Дыхание давалось с трудом, напоминая работу старых кузнечных мехов с дырками. Воздух входил со свистом, царапая легкие. Если бы герои существовали на самом деле, так, как об этом писали в сказках, они бы, наверное, придумали более элегантный способ ухода. Герои жили вечно, пока в них верили. А в старика, лежащего под грязным одеялом, уже никто не верил. Даже он сам. Он стал прошлым ещё до того, как сердце сделает последний удар.
Шум с улицы проникал через закрытые ставни. Где-то скрипела телега, торговец рыбой громко нахваливал свой товар, смеялись дети.
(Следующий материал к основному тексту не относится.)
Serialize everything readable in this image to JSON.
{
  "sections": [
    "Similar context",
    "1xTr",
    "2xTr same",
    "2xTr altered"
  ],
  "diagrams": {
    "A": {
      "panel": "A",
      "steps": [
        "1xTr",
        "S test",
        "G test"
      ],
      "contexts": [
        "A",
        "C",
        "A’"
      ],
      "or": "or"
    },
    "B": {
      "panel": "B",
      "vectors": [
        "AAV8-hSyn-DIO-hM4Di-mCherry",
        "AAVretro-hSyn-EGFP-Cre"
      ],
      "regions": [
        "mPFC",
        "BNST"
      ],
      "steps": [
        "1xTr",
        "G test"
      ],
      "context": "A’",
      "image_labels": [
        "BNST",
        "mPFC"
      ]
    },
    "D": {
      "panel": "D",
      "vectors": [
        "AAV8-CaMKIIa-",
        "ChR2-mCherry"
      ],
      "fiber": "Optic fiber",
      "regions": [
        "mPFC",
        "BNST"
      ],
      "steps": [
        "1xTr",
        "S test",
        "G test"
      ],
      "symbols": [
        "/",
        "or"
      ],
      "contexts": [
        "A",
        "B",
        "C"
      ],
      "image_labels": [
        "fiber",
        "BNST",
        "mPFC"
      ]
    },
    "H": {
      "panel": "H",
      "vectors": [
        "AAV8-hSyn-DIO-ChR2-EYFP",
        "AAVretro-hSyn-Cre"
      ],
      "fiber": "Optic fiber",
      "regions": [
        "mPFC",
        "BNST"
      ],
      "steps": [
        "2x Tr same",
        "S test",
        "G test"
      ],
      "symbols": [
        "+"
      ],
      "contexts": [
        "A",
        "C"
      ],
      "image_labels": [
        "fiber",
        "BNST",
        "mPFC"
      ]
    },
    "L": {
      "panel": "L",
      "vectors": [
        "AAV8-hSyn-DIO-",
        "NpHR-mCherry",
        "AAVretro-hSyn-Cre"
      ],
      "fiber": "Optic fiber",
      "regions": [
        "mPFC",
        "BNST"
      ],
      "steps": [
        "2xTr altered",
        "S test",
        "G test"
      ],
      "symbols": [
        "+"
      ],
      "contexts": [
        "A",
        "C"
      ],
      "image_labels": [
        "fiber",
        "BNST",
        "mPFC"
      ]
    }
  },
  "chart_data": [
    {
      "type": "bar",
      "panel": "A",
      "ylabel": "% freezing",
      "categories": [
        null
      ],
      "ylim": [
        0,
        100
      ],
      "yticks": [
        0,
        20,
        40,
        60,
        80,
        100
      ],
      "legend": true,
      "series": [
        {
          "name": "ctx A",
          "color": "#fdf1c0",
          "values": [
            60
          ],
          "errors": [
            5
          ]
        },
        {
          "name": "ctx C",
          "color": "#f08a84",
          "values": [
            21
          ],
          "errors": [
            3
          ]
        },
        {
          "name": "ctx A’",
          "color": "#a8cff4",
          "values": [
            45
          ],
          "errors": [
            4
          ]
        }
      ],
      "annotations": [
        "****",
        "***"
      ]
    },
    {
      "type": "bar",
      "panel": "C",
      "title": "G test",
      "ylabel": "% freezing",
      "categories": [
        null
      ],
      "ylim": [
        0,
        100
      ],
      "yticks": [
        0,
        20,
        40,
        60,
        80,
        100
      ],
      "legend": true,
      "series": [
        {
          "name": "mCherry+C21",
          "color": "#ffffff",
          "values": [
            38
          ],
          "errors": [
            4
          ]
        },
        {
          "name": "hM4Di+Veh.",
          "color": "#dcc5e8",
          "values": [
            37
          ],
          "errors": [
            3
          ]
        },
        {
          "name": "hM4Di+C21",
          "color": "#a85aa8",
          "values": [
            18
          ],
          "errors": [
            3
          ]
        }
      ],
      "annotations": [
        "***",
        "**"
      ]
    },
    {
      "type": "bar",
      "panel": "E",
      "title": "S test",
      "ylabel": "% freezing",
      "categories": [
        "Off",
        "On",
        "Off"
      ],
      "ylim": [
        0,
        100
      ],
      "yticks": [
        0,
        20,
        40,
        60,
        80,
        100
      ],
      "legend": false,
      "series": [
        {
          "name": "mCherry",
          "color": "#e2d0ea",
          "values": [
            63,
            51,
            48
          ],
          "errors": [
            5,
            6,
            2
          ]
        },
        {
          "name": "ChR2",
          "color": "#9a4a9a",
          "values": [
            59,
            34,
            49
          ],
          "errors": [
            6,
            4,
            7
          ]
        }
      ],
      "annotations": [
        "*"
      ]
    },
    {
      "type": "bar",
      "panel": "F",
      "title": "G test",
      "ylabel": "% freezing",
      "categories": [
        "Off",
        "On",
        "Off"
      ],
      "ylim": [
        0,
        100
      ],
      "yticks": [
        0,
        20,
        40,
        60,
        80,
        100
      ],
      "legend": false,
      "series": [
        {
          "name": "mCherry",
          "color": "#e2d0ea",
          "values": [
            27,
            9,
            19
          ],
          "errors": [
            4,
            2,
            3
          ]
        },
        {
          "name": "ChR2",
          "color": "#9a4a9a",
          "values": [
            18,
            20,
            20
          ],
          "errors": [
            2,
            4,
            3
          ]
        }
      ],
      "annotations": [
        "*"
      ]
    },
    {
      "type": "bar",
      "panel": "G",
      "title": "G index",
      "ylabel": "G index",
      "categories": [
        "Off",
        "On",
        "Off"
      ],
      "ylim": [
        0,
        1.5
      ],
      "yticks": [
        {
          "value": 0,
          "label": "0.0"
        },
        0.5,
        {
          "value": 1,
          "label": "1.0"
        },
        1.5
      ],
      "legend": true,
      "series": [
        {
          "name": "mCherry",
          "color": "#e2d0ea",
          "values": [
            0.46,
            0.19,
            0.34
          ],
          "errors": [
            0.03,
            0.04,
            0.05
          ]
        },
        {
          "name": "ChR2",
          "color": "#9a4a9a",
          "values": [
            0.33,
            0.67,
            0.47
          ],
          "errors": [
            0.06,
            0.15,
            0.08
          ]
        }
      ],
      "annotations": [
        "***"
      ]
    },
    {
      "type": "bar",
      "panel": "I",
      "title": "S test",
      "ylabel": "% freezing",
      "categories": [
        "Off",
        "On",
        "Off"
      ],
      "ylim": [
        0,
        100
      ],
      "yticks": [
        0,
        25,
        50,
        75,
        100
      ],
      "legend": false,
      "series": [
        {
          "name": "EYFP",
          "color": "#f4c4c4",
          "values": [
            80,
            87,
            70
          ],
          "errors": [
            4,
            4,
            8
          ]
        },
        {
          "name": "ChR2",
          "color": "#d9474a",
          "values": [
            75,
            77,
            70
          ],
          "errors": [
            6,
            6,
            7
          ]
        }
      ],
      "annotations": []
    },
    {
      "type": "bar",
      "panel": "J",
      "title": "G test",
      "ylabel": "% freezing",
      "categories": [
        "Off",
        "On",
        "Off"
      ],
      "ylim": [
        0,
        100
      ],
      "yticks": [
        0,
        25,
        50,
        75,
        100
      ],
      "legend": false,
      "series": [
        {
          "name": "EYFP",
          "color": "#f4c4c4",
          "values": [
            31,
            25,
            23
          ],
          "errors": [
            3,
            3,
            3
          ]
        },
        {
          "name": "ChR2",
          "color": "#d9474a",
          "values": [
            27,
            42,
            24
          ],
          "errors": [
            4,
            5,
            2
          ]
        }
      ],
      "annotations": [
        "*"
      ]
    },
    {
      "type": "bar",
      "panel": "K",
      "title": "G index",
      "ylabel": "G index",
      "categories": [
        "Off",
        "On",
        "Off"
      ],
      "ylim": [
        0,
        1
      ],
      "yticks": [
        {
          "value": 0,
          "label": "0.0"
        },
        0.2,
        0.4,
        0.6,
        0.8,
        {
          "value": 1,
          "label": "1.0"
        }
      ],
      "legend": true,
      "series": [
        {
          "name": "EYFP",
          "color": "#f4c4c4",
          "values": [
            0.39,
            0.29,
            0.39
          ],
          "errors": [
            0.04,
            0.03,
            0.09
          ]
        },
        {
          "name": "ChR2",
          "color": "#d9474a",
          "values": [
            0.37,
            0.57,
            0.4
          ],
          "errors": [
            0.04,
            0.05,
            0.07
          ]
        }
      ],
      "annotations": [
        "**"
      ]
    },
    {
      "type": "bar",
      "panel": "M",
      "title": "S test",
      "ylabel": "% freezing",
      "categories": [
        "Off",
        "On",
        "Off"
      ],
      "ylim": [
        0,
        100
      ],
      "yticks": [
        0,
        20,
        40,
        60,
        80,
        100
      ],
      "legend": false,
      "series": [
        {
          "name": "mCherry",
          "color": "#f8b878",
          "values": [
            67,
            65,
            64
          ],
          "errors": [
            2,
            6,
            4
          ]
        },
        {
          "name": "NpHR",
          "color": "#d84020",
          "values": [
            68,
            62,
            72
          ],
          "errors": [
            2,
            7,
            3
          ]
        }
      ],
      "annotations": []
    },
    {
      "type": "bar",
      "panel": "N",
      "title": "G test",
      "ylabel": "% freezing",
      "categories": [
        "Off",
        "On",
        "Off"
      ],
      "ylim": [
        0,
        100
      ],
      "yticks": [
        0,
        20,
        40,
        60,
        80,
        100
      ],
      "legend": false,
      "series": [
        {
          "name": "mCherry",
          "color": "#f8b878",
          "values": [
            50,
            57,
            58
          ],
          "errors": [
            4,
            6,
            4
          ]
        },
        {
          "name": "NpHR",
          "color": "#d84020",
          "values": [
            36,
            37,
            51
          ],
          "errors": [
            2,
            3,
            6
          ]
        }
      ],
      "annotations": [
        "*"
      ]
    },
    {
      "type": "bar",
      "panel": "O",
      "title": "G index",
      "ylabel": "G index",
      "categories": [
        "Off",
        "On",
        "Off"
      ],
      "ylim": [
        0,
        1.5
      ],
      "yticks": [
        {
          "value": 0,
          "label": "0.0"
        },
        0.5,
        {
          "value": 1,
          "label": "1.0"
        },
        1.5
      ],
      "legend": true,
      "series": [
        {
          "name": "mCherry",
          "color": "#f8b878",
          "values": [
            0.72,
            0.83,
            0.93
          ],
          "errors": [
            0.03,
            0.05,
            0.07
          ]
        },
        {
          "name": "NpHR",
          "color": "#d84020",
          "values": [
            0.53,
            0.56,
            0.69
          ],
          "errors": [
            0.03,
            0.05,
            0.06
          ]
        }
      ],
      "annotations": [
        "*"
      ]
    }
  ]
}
Жизнь там, снаружи, продолжалась с безразличием огромной машины, перемалывающей судьбы. Никому не было дела до того, что в этой комнате заканчивается чья-то история. И это безразличие приносило странное успокоение. Не нужно было больше никуда бежать, не нужно было зарабатывать монеты, чтобы потом обменивать их на еду, которая всё равно не имела вкуса.
Пальцы на правой руке онемели окончательно. Он попробовал сжать кулак, однако ладонь осталась неподвижной, словно чужая. Тело отключалось по частям, экономя энергию для чего-то главного, хотя, скорее всего, оно просто сдавалось. Разум, лишенный внешних раздражителей, начал блуждать. Вспоминались не великие свершения или важные решения, а какая-то ерунда: вкус яблок, украденных в соседском саду полвека назад, или цвет платья женщины, имя которой стерлось из памяти.
Мир сужался до размеров пятна света на стене. Всё остальное теряло четкость, растворяясь в серой дымке. Если смерть — это просто выключение света, то бояться здесь нечего. Темнота — это всего лишь отсутствие света, а не монстр под кроватью. Глаза закрылись сами собой, веки держать поднятыми стало уже слишком тяжелой работой.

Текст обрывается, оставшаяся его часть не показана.